3Q24 Operational Update – trailing behind expectations. CLCT reported 3Q24 gross revenue of RMB452.8m (-5.2% y/y) and NPI of RMB298.9m (-5.4% y/y). The top line revenue decline was attributed to lower occupancy and rents from the new economy segments, and absence of contribution from divested malls Shuangjing Mall and Qibao.  Portfolio occupancy ended the quarter at 91.4%. Retail occupancy saw a marginal 10 bps improvement q/q to 97.9%. CLCT’s retail segment saw a 2.9% y/y (9M24) increase in  operating net property income on a same-store basis, uplifted by stronger shopper traffic (9M24: +10.1% y/y) and tenant sales (9M24: +2.4% y/y) post AEI completions. Retail reversions were marginally negative <-1% on a YTD basis. Business park segment saw a 3.2ppt decline in occupancy on a q/q basis to 87.3%. AIT saw the impact of a major tenant relocation, giving up c.20% of NLA space at the asset. At the same time, CLCT is in advanced negotiation with a new tenant to partially backfill this space (13% of AIT’s NLA) and to see potential commitment towards year-end. Post commitment, AIT’s occupancy is expected to stabilise at 85% with Business Park Portfolio occupancy lifted to 89%. BP leases recorded a -2.5% reversions on a YTD basis. Logistics segment saw an increase in occupancy for the quarter, rising 2.8ppt to 93.1% (excluding SH Fengxian Logs). New leases were signed with tenants within the smart appliances and food sectors at Kunshan Bacheng logs park to drive a c.15ppt increase in occupancy to full capacity at the asset. Business park reversions – Hangzhou should move to 80-85%. Suzhou reversions positive, xian and Hangzhou negative. Reversions low single digit range negative going into 2025. 

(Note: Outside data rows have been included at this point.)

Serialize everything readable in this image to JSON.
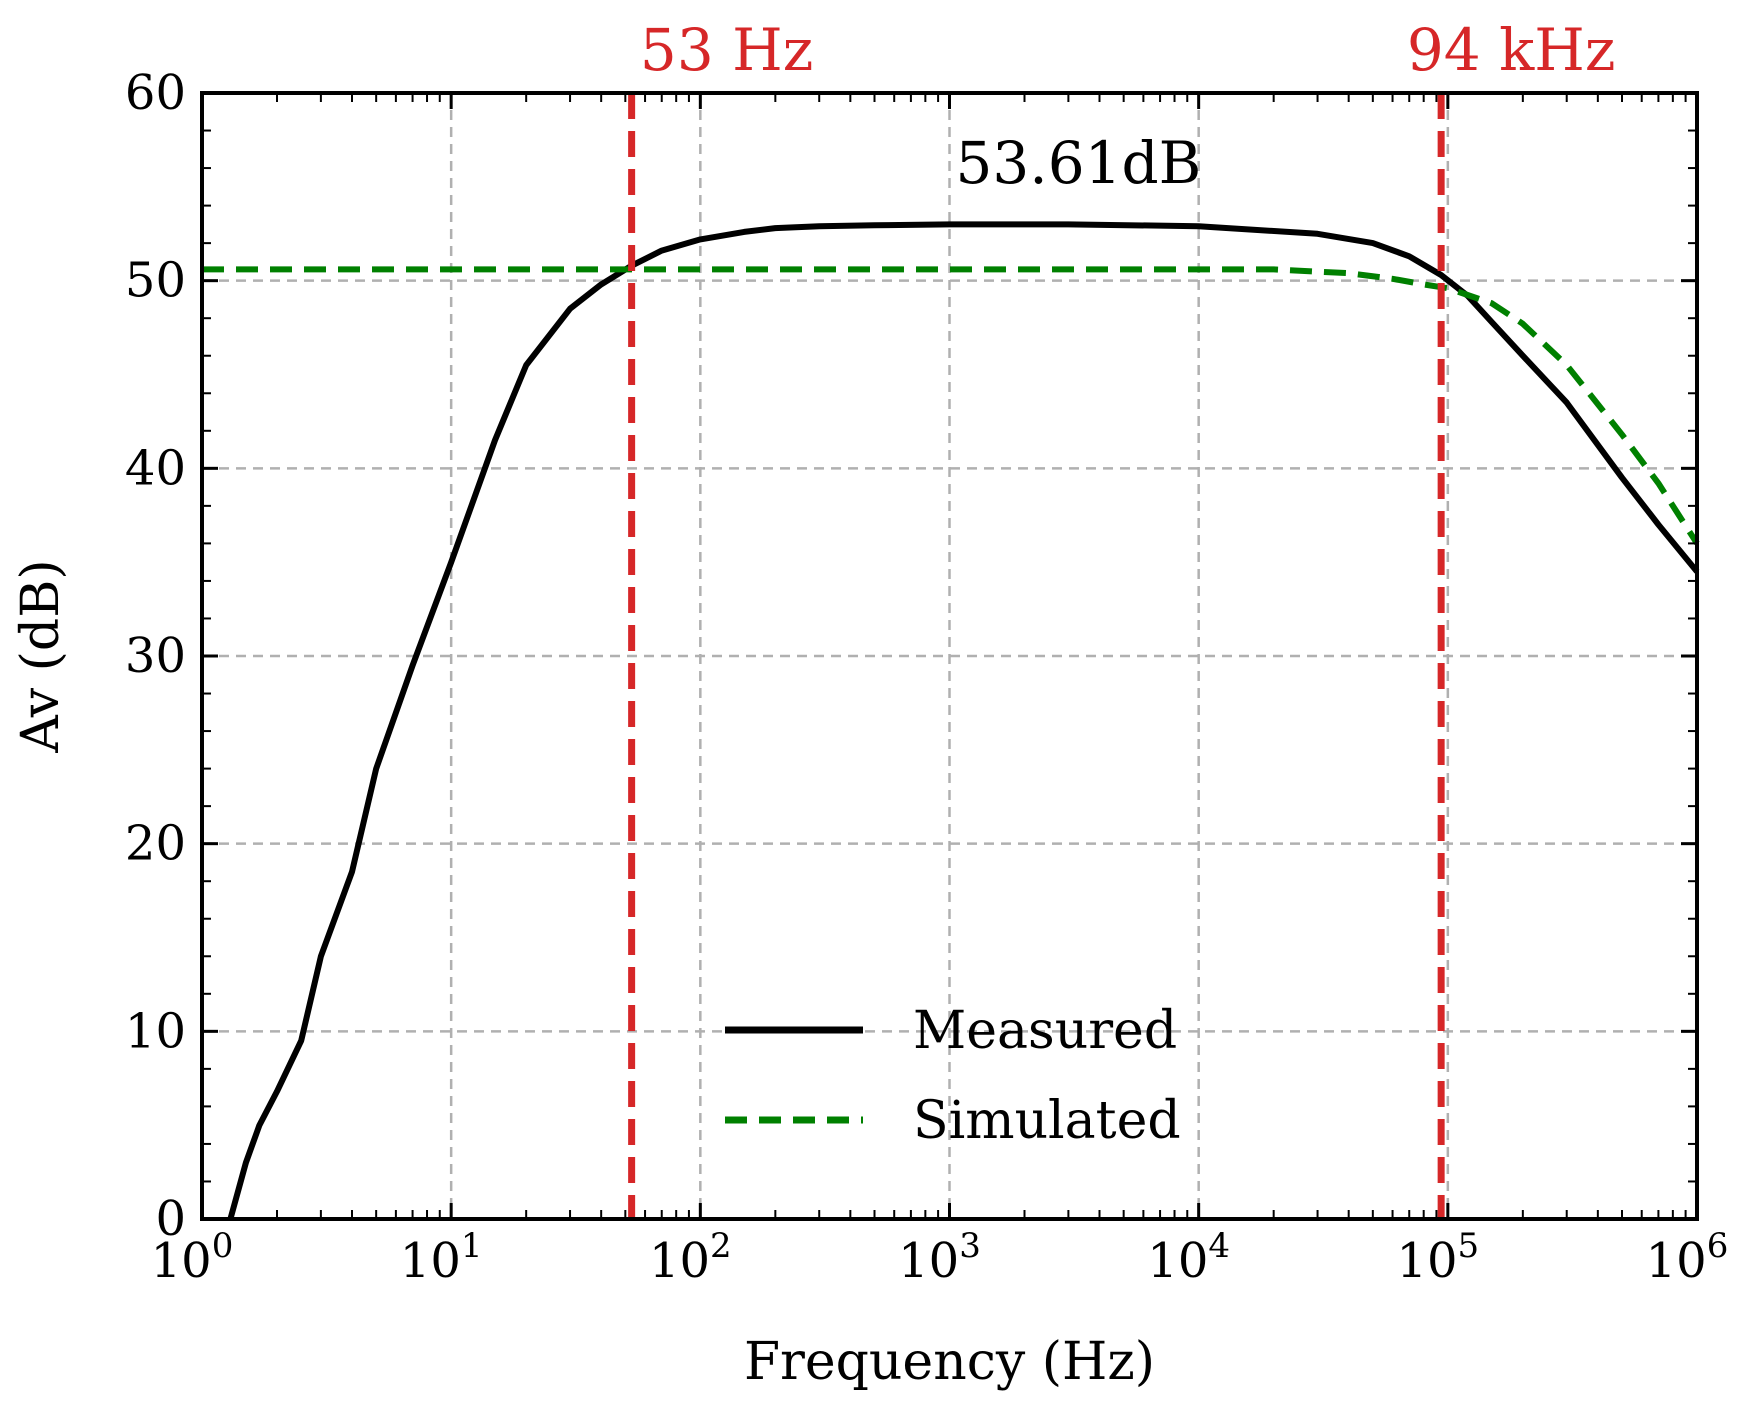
{
  "chart_data": {
    "type": "line",
    "xscale": "log",
    "xlabel": "Frequency (Hz)",
    "ylabel": "Av (dB)",
    "xlim": [
      1,
      1000000
    ],
    "ylim": [
      0,
      60
    ],
    "grid": true,
    "x_ticks": [
      {
        "value": 1,
        "base": "10",
        "exp": "0"
      },
      {
        "value": 10,
        "base": "10",
        "exp": "1"
      },
      {
        "value": 100,
        "base": "10",
        "exp": "2"
      },
      {
        "value": 1000,
        "base": "10",
        "exp": "3"
      },
      {
        "value": 10000,
        "base": "10",
        "exp": "4"
      },
      {
        "value": 100000,
        "base": "10",
        "exp": "5"
      },
      {
        "value": 1000000,
        "base": "10",
        "exp": "6"
      }
    ],
    "y_ticks": [
      0,
      10,
      20,
      30,
      40,
      50,
      60
    ],
    "series": [
      {
        "name": "Measured",
        "color": "#000000",
        "style": "solid",
        "x": [
          1.3,
          1.5,
          1.7,
          2,
          2.5,
          3,
          4,
          5,
          7,
          10,
          15,
          20,
          30,
          40,
          53,
          70,
          100,
          150,
          200,
          300,
          500,
          1000,
          3000,
          10000,
          30000,
          50000,
          70000,
          94000,
          120000,
          150000,
          200000,
          300000,
          500000,
          700000,
          1000000
        ],
        "y": [
          0,
          3,
          5,
          6.8,
          9.5,
          14,
          18.5,
          24,
          29.5,
          35,
          41.5,
          45.5,
          48.5,
          49.8,
          50.8,
          51.6,
          52.2,
          52.6,
          52.8,
          52.9,
          52.95,
          53,
          53,
          52.9,
          52.5,
          52,
          51.3,
          50.3,
          49.2,
          47.8,
          46,
          43.5,
          39.5,
          37,
          34.5
        ]
      },
      {
        "name": "Simulated",
        "color": "#008000",
        "style": "dashed",
        "x": [
          1,
          10,
          100,
          1000,
          10000,
          20000,
          40000,
          60000,
          80000,
          100000,
          150000,
          200000,
          300000,
          500000,
          700000,
          1000000
        ],
        "y": [
          50.6,
          50.6,
          50.6,
          50.6,
          50.6,
          50.6,
          50.4,
          50.1,
          49.8,
          49.6,
          48.8,
          47.7,
          45.5,
          41.8,
          39.2,
          36
        ]
      }
    ],
    "cutoff_lines": [
      {
        "x": 53,
        "label": "53 Hz",
        "color": "#d62728"
      },
      {
        "x": 94000,
        "label": "94 kHz",
        "color": "#d62728"
      }
    ],
    "annotations": [
      {
        "text": "53.61dB",
        "x": 3000,
        "y": 55.2
      }
    ],
    "legend_position": "lower-center"
  }
}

Our thoughts. CLCT announced good progress on the capital management front this quarter. CLCT issued a CNH400m 3-year bond at 2.9% coupon in Oct-24 to replace some of the SGD-denominated expiries in the period. Cost of debt ended the quarter at 3.55% as at quarter end has yet to reflect the effect of this new bond issuance, but is expected to help maintain interest cost stable at current levels. Total RMB-denominated loan exposure will increase from 27% (Jun-24) to 35% of total loan book, with 76% of interest rate fixed. Other capital management metrics remains healthy with ICR flat q/q at 3.2x and gearing up 80 bps q/q to 41.6%. CLCT started early refinancing negotiations for debt coming due in FY25 and secured forward 12 months lease renewals. Portfolio weakness within the new economy segment continues to be a known risk, with negative reversions in the tune of low single digit for business park and stronger negative reversions in the logistics segment to be the base case towards year end and going into FY25. 1H24 reported DPU at 3.01 scts makes up c.50% of our full year and we foresee downward pressure on 2H24 DPU primarily from new economy lease renewals that are locked in at progressively lower rates through the year and occupancy pressures within the new economy segment, including Feng Xian logistics park which is sitting vacant post master lease tenant exit in 1Q24 (which we have priced into our estimates). Accumulated weakness since 1H24 should see a floor DPU of 5.5 scts (vs our current FY24F estimates of 6.0 scts) or a peak -18% y/y decline in DPUs in the bear case scenario.